Abstract

Modeling of gas gathering systems is often complicated by the presence of localized pressure losses that are not easily explained using steady-state two-phase correlation packages. This often leads to inappropriate manipulation of base input parameters such as over use of tuning factors, or reduced pipeline diameter or even increase pipeline length to get a satisfactory pressure match. A more appropriate approach includes a review of the model inputs which typically includes rechecking the measurement of the key inputs, increasing the complexity of the model (inclusion of all fluid volumes, fluid property changes, elevation profiles) and confirmation of the appropriateness of the selected pressure loss correlation. This detailed review will often resolve the issue but a significant factor is sometimes overlooked.

It has been the authors experience that these unusual pressure losses often occur at pipeline river crossings and other depressions in the terrain. In situations where superficial gas velocities are high, two-phase correlations tend to work well, but where superficial gas velocities are low, liquids can stop flowing and become trapped even though gas continues to flow.

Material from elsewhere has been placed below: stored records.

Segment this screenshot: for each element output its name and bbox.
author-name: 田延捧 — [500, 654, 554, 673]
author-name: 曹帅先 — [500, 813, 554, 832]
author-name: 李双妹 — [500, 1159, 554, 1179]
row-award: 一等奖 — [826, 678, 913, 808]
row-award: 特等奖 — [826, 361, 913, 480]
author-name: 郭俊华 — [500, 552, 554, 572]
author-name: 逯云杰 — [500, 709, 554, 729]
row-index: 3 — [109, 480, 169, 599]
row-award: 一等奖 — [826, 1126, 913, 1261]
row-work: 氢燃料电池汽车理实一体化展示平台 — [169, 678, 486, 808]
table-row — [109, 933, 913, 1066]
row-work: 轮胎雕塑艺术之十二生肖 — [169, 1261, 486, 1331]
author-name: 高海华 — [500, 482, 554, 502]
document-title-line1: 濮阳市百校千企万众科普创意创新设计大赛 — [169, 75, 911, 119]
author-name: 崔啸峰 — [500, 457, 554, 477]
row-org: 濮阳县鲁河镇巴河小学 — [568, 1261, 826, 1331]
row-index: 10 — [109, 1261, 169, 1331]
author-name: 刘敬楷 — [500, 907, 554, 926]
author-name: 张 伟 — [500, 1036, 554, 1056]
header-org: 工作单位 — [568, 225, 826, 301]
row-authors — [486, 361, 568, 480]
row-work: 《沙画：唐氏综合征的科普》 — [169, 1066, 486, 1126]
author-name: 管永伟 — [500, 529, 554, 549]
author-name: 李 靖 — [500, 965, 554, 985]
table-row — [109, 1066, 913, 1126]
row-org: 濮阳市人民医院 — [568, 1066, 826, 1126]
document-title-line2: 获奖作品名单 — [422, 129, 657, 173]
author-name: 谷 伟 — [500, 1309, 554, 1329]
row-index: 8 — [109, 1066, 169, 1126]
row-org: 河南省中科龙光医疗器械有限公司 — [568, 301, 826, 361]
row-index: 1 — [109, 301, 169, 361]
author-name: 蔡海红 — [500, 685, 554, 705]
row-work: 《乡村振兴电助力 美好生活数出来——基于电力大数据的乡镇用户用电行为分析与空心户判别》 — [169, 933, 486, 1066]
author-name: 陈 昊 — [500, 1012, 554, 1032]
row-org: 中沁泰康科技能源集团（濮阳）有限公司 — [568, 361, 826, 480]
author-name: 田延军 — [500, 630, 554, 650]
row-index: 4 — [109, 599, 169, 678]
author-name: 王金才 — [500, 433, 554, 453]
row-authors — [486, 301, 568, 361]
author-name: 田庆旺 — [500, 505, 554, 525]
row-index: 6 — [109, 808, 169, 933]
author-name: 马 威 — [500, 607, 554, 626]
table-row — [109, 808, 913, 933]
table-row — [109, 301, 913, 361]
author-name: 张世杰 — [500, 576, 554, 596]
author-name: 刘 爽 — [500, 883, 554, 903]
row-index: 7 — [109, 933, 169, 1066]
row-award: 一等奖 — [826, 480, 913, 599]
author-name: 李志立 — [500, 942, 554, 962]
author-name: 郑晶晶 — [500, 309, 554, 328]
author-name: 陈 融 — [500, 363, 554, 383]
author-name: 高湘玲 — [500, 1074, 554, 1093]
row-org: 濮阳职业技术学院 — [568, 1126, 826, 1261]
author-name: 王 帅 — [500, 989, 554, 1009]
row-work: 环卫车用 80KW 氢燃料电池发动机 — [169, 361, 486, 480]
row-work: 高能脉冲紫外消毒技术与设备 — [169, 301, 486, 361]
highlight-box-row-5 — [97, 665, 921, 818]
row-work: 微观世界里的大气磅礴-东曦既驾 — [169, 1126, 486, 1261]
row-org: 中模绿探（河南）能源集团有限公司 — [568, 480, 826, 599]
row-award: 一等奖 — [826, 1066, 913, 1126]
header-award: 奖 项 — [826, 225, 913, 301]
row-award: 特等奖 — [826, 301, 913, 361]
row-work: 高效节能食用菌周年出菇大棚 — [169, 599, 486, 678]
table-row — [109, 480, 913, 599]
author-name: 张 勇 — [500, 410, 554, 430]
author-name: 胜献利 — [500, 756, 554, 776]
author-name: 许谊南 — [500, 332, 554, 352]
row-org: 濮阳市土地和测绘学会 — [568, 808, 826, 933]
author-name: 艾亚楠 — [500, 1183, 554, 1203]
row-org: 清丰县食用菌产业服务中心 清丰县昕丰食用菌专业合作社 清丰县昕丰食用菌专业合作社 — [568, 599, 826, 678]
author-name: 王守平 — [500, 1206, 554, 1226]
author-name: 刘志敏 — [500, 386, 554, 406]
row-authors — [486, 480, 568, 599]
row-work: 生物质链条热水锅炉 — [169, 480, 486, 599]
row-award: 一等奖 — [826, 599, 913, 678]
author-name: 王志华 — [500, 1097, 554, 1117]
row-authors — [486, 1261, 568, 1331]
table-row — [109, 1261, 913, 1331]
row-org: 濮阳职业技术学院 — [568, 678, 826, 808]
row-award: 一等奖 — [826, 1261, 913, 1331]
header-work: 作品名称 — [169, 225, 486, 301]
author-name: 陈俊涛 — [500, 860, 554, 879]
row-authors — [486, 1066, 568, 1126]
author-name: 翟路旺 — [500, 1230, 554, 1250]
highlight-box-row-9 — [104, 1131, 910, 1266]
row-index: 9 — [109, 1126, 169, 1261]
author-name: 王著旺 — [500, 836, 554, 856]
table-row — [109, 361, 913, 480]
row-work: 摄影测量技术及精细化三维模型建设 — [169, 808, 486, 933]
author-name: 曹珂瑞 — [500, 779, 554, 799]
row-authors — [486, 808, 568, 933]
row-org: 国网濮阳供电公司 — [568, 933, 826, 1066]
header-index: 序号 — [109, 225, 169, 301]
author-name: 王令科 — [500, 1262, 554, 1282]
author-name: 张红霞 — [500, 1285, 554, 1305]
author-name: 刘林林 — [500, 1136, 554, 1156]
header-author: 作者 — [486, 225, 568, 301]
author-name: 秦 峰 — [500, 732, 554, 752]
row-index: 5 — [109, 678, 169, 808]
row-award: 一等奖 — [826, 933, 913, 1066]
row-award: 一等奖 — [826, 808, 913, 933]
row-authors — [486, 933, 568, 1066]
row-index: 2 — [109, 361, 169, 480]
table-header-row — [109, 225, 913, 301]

The goal of this paper will be to present case studies where liquids accumulate and where they continue to flow in a pipeline. The differences between the two situations will be highlighted and a procedure will be presented for correctly identifying when and where liquids are accumulating. These liquid accumulations, sometimes called Stagnant Liquid Columns, can significantly increase wellhead backpressures and adversely impact well productivity.

Introduction

The maturation of the natural gas production systems throughout North America has resulted in the majority of systems being operated well below their original design conditions. Consequently, it is not uncommon to identify excessive pressure losses when comparing calculated pressures with field measured pressure data. The reasons for excessive pressure loss are varied and most often relate to measurement issues, poor understanding of the pipeline and facility connections, and sometimes non-moving liquid accumulations called "Stagnant Liquid Columns". Liquid accumulations are a concern because they increase backpressure for all upstream wells, which reduces well deliverability, and can result in localized pipeline corrosion.

One would think that the two-phase pressure loss equations should be capable of predicting when, where, and how much liquid accumulates while also predicting pressure loss.

The two-phase correlations do calculate liquid holdup but only in a steady-state sense. Simply stated, any liquid introduced into a pipeline must by definition be produced out the other end of the conduit. If the liquid enters the conduit and stays while the gas continues through, we no longer have steady-state flow and so the correlations will break down.

This leads to the question, how do we reliably identify stagnant liquid columns and how should they be modeled? To answer this question, a discussion of recommended modeling procedures is required.

Discussion
Friction versus Hydrostatic

Since total pressure loss is the sum of the friction and hydrostatic pressure loss, it is recommended that modelers always classify every scenario as either friction-dominated flow or hydrostatic-dominated flow.